Par un arrêt n° 22PA01932 du 5 juillet 2023, la cour administrative d'appel de Paris a, sur appel du préfet de police, annulé le jugement du tribunal administratif de Paris en tant qu'il annule partiellement l'arrêté du 20 décembre 2021 et a rejeté la demande de M. A....
Par un pourvoi sommaire et un mémoire complémentaire, enregistrés les 25 septembre et 22 décembre 2023 au secrétariat du contentieux du Conseil d'Etat, M. A... demande au Conseil d'Etat :
1°) d'annuler cet arrêt ;
2°) réglant l'affaire au fond, de rejeter l'appel du préfet de police ;
3°) de mettre à la charge de l'Etat la somme de 3 000 euros à verser à la SCP Anne Sevaux et Paul Mathonnet, son avocat, au titre des articles L. 761-1 du code de justice administrative et 37 de la loi du 10 juillet 1991.
Vu les autres pièces du dossier ;
Vu :
- la convention européenne de sauvegarde des droits de l'homme et des libertés fondamentales ;
- la charte des droits fondamentaux de l'Union européenne ;
- la convention internationale relative aux droits de l'enfant ;
- le code de l'entrée et du séjour des étrangers et du droit d'asile ;
- la loi n° 91-647 du 10 juillet 1991 ;
- le code de justice administrative ;
Après avoir entendu en séance publique :
- le rapport de Mme Céline Boniface, maîtresse des requêtes en service extraordinaire,
- les conclusions de M. Nicolas Labrune, rapporteur public ;
La parole ayant été donnée, après les conclusions, à la SCP Sevaux, Mathonnet, avocat de M. A... ;
Considérant ce qui suit :
1. Il ressort des pièces du dossier soumis aux juges du fond que M. A..., ressortissant afghan, est entré en France au cours de l'année 2017. Par une décision du 28 juin 2019, l'Office français de protection des réfugiés et apatrides (OFPRA) lui a accordé le bénéfice de la protection subsidiaire. M. A... a été condamné le 6 avril 2021, par un arrêt de la cour d'appel de Paris devenu définitif, à une peine de dix-huit mois d'emprisonnement dont douze mois assortis d'un sursis, pour des faits d'agression sexuelle sur mineur de quinze ans. Le directeur général de l'OFPRA a mis fin le 4 août 2021 à la protection accordée à l'intéressé, sur le fondement des dispositions du 4° de l'article L. 512-2 du code de l'entrée et du séjour des étrangers et du droit d'asile. M. A... a demandé au tribunal administratif de Paris d'annuler l'arrêté du 20 décembre 2021 par lequel le préfet de police de Paris a rejeté sa demande de titre de séjour, lui a fait obligation de quitter le territoire, a fixé le pays de destination et lui a fait interdiction de retour pour une durée de deux ans. Par un jugement du 25 mars 2022, ce tribunal a annulé cet arrêté en tant qu'il fixait l'Afghanistan comme pays de destination et a rejeté le surplus des conclusions de la demande de M. A.... Celui-ci se pourvoit en cassation contre l'arrêt par lequel la cour administrative de Paris a, sur appel du Préfet de police, annulé les articles 3 et 4 du jugement et rejeté sa demande.

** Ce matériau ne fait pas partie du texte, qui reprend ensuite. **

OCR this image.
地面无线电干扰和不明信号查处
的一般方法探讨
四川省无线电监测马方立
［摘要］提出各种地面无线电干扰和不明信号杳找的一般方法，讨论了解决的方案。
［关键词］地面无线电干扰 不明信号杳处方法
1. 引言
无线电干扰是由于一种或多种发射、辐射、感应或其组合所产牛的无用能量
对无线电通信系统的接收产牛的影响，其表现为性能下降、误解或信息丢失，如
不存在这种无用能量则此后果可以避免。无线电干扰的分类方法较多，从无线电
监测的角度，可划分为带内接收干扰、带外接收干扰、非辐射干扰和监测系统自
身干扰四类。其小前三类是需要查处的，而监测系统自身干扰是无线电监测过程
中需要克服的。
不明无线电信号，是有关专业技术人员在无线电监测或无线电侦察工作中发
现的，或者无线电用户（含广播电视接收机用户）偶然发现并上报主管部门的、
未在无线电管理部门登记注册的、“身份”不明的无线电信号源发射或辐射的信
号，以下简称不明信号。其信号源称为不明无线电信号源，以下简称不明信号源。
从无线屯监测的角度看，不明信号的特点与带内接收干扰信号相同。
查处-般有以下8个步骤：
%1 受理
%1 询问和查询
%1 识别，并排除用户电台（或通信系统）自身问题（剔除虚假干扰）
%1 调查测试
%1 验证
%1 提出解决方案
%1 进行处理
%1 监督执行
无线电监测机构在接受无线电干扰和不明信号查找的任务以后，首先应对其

2. Aux termes de l'article L. 512-1 du code de l'entrée et du séjour des étrangers et du droit d'asile : " Le bénéfice de la protection subsidiaire est accordé à toute personne qui ne remplit pas les conditions pour se voir reconnaître la qualité de réfugié mais pour laquelle il existe des motifs sérieux et avérés de croire qu'elle courrait dans son pays un risque réel de subir l'une des atteintes graves suivantes : / 1° La peine de mort ou une exécution ; / 2° La torture ou des peines ou traitements inhumains ou dégradants ; / 3° S'agissant d'un civil, une menace grave et individuelle contre sa vie ou sa personne en raison d'une violence qui peut s'étendre à des personnes sans considération de leur situation personnelle et résultant d'une situation de conflit armé interne ou international ". Aux termes de l'article L. 512-2 du même code : " La protection subsidiaire n'est pas accordée à une personne s'il existe des raisons sérieuses de penser : (...) / 4° Que son activité sur le territoire constitue une menace grave pour l'ordre public, la sécurité publique ou la sûreté de l'Etat ; (...) ". L'article L. 512-3 de ce code dispose que l'Office français de protection des réfugiés et apatrides " met également fin à tout moment, de sa propre initiative ou à la demande de l'autorité administrative, au bénéfice de la protection subsidiaire dans les cas suivants : (...) / 3° Le bénéficiaire de la protection subsidiaire doit, à raison de faits commis après l'octroi de la protection, en être exclu pour l'un des motifs prévus à l'article L. 512-2. "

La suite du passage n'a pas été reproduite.